On épiloguera longtemps sur cette émouvante finale, on pourra discuter des considérations qui influèrent sur le choix du terrain, mais en dépit du match de rugby à treize de Pau, qui retint nombre de fervents en la cité béarnaise, la journée d'aujourd'hui a été un triomphe pour le rugby, et ce n'est décidément pas à Toulouse que l'on pourra prétendre que le rugby se meurt. 25.000 spectateurs et 200.000 francs de recette, tel est le bilan du succès populaire de la finale du championnat. Au point de vue strictement technique, le match fut-il de grande envergure ? Nous ne serons pas aussi affirmatifs, car si la rencontre valut par son étonnante ambiance, sous un ciel lumineusement bleu, dans un cadre de verdure d'une grande richesse de tons, il parut bien que la qualité même du rugby ne fut pas étincelante. Les joueurs vont, viennent, courent, sprintent, plaquent, mais rares sont ceux qui jouent suivant une tactique bien déterminée et avec un but immédiat.
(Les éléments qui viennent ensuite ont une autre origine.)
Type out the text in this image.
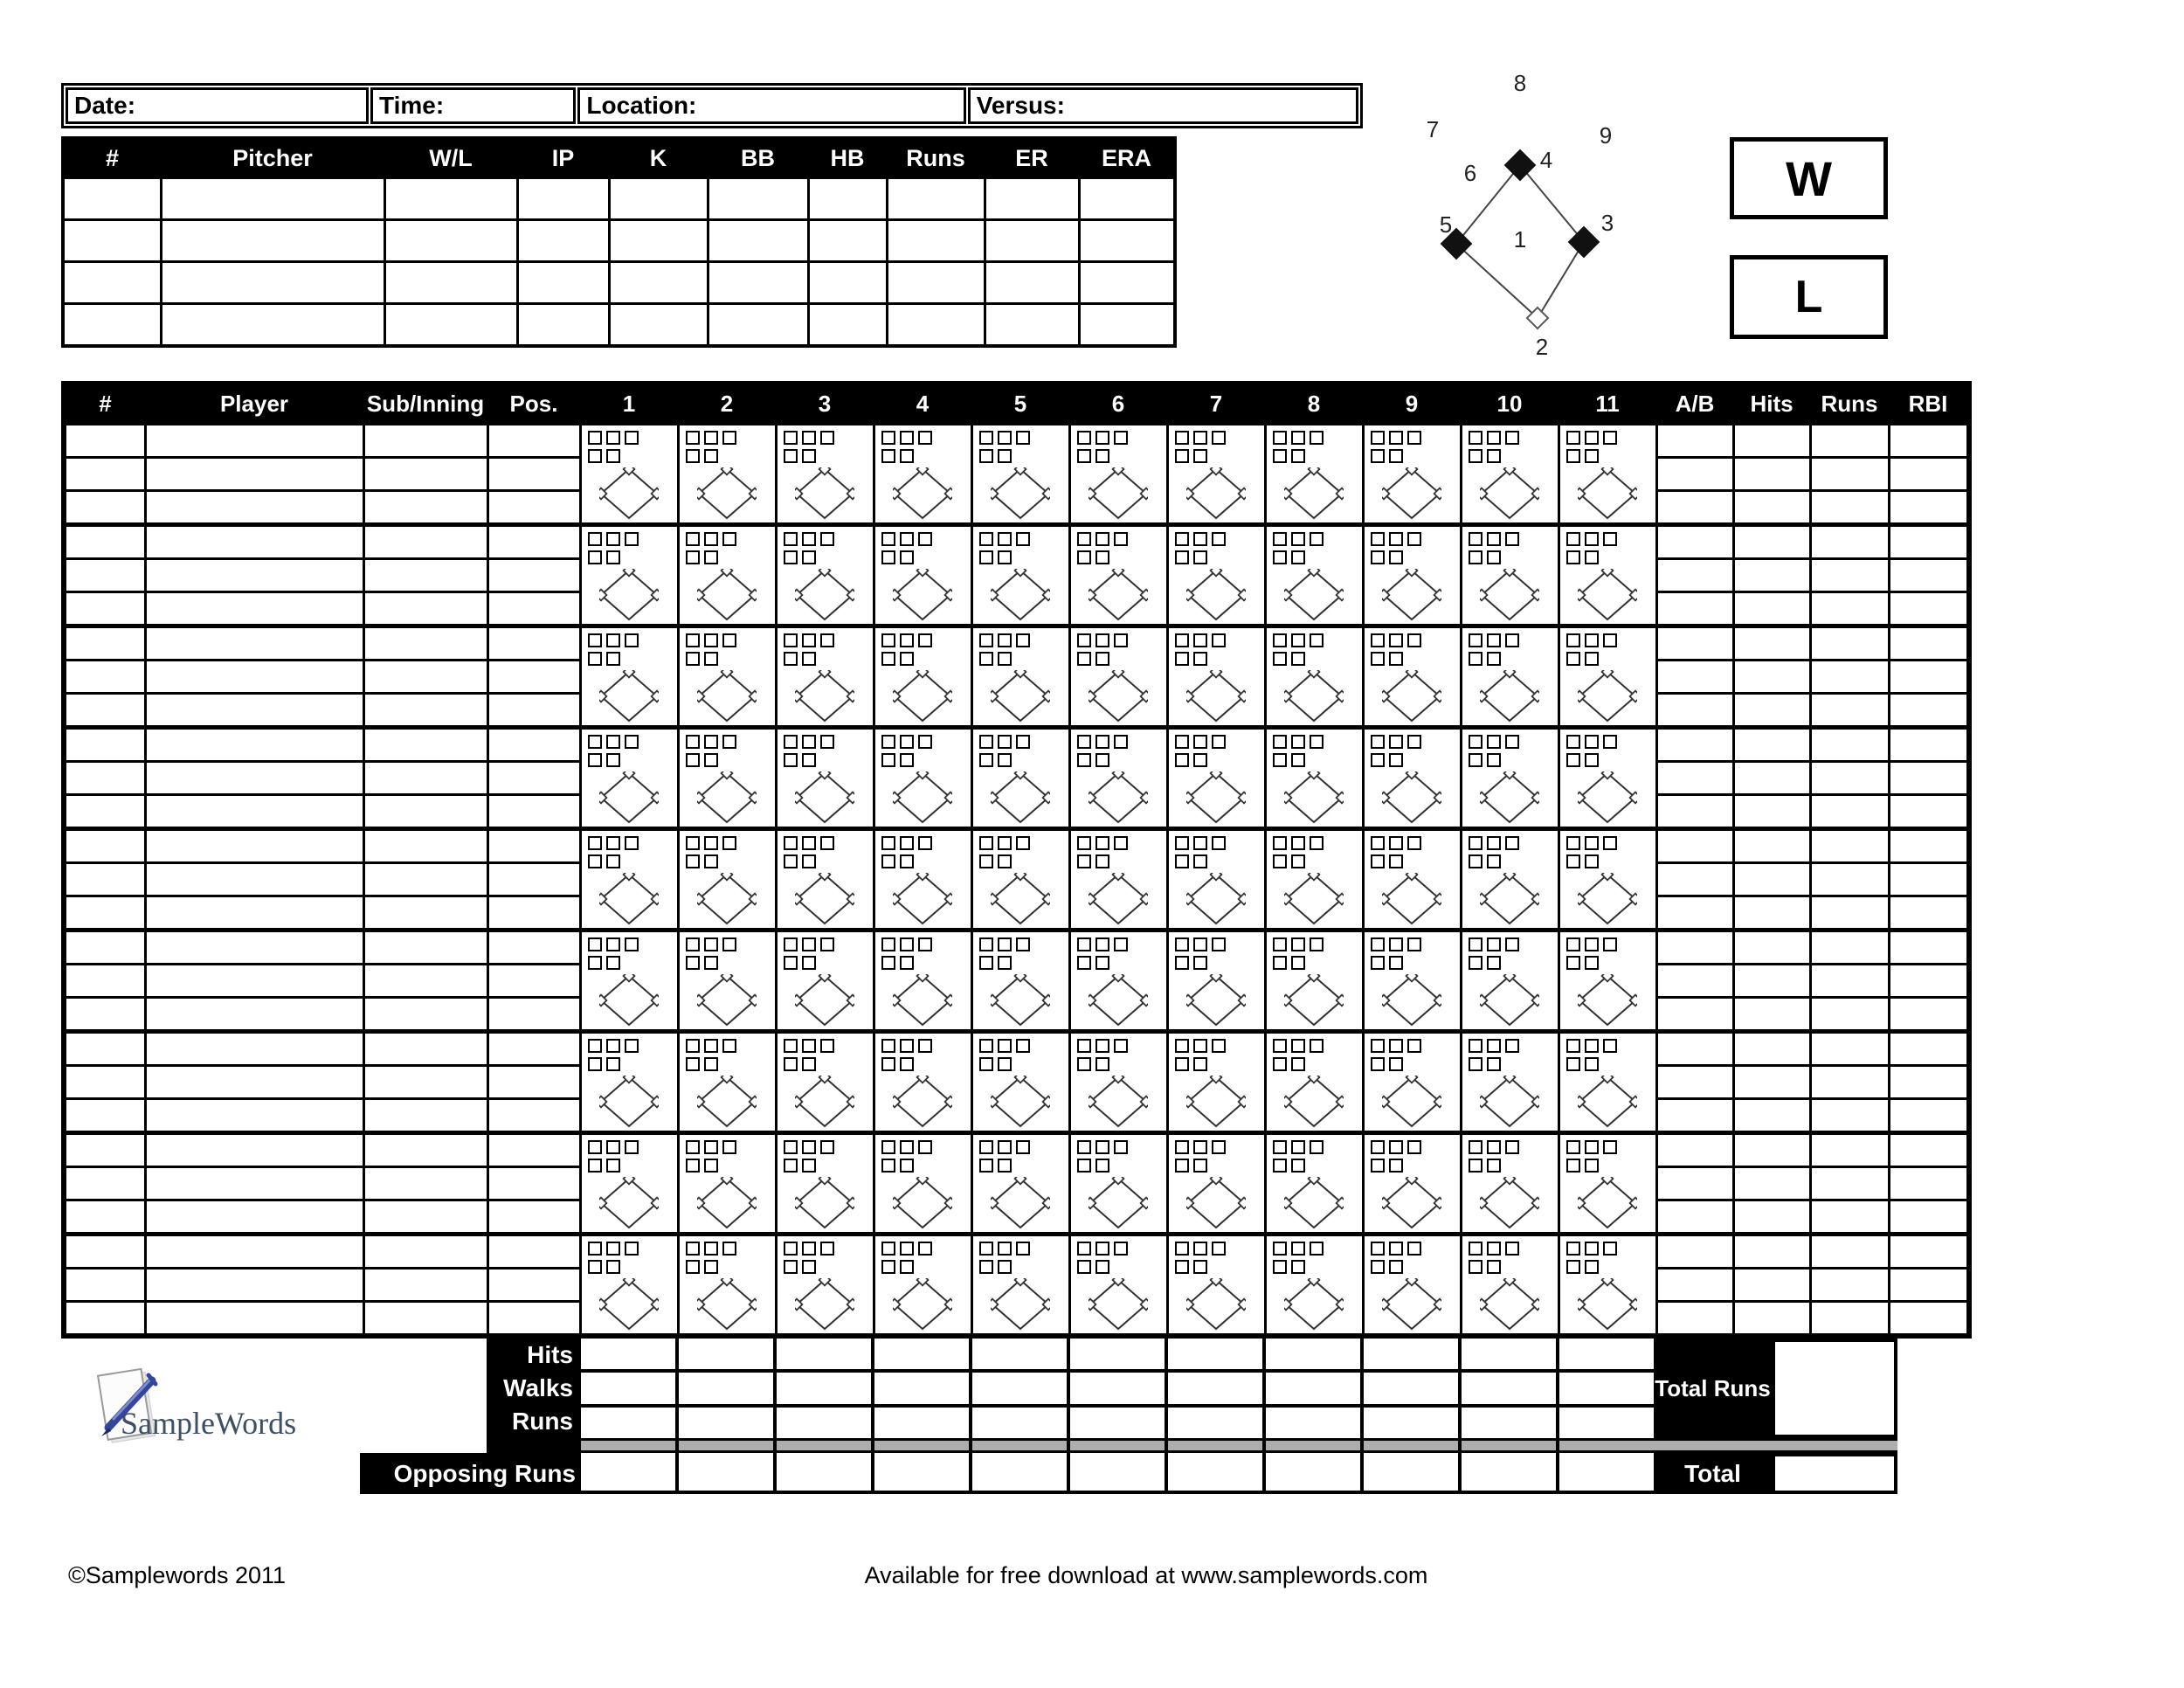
Date:	Time:	Location:	Versus:
#	Pitcher	W/L	IP	K	BB	HB	Runs	ER	ERA

1
2
3
4
5
6
7
8
9
W
L
#	Player	Sub/Inning	Pos.	1	2	3	4	5	6	7	8	9	10	11	A/B	Hits	Runs	RBI

Hits
Walks
Runs
Opposing Runs
Total Runs
Total
SampleWords
©Samplewords 2011	Available for free download at www.samplewords.com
Certains spectateurs toulousains, dont on connaît le sens critique particulièrement avisé, disaient :

— C'est l'équipe qui courra le plus longtemps qui gagnera.

Sans souscrire à ce qu'il peut y avoir d'excessif dans cette appréciation, il est juste de convenir que les deux équipes pratiquèrent un jeu, où la part était faite trop belle et trop grande au hasard. Ce ne sont plus des considérations d'ordre technique qui interviennent souvent, ce sont les conditions athlétiques des équipiers qui jouent le rôle important.

Chez les Bayonnais ce style très prenant, très agréable du continuel déplacement, manquait chez certains, de mordant. Vigneau n'est, évidemment, pas à critiquer sur ce point, pas plus que Celhay, car chaque fois que l'un ou l'autre des deux ailiers possède la balle, un mouvement agressif est entrepris. Vigneau aura encore été l'une des grandes vedettes de l'équipe et sa joie ne doit pas être mince d'enlever, à dix-neuf ans et demi, ce titre de champion de France, que vingt et un ans auparavant avait enlevé son père, grand « as » de l'équipe bayonnaise de 1913. Les demis furent plus entreprenants que de coutume, Ellissalde fut l'auteur du drop goal qui renversait la situation. L'arrière Lespitaou, incertain au début, fut par la suite adroit et précis. H n'a sans doute pas le sens de la meilleure place à occuper en défense, mais il est vrai qu'en retour il appuya quelques attaques avec beaucoup de jugement. Il est dommage, pourtant, que les attaquants bayonnais ne fixent pas davantage la défense adverse, qw a ainsi tout le temps de se replier. Chez les avants, Garin fut le plus mobile et le plus empressé à déjouer les combinaisons adverses et toute la ligne fit, du reste, preuve d'une folle activité. Un spécialiste, Ainciart, lui valait au reste une supériorité au talonnage. En définitive, une équipé bien homogène, remarquablement entraînée, en parfaite condition athlétique et qui a enfin réussi à faire triompher un style consacré par la grande équipe de 1913.

Dans le « quinze » de Biarritz Olympique, qui frisa de peu la victoire, Haget, par ses coups de pied adroits, par ses interventions toujours heureuses, par ses initiatives, fut le pivot de la formation. Il fut bien secondé par le trois quarts centre Guilhou, perçant, avisé, par Cluchague, qui manqua de bien peu de mener à bien une trouée, toute en puissance et décision. Et toute la ligne d'avants, où le chauve Lefort se signalait aux touches avec le jeune Portet, international à venir, résista longtemps à l'assaut.

Match d'une parfaite correction, animé, qui aura mis à l'honneur le rugby de la Côte Basque.

MARCEL DE LABORDERIE.

 

Aviron Bayonnais : Lespitaou ; Vigneau, Théodoly, Zabaletta, Celhay ; Ellissalde, Cunibert : Garin, Brouzeng, Arotça, Lecha, Chirles, Haitce, Ainciart, Dauga.

Biarritz Olympique : Sallenave ; Cluchague, Guilhou, Haget, Cussac ; Rumeau, Laborde ; Portet. Lafourcade. Lascarray, Ithurralt, Lefort. Guinée, Mouillian, Daguerre.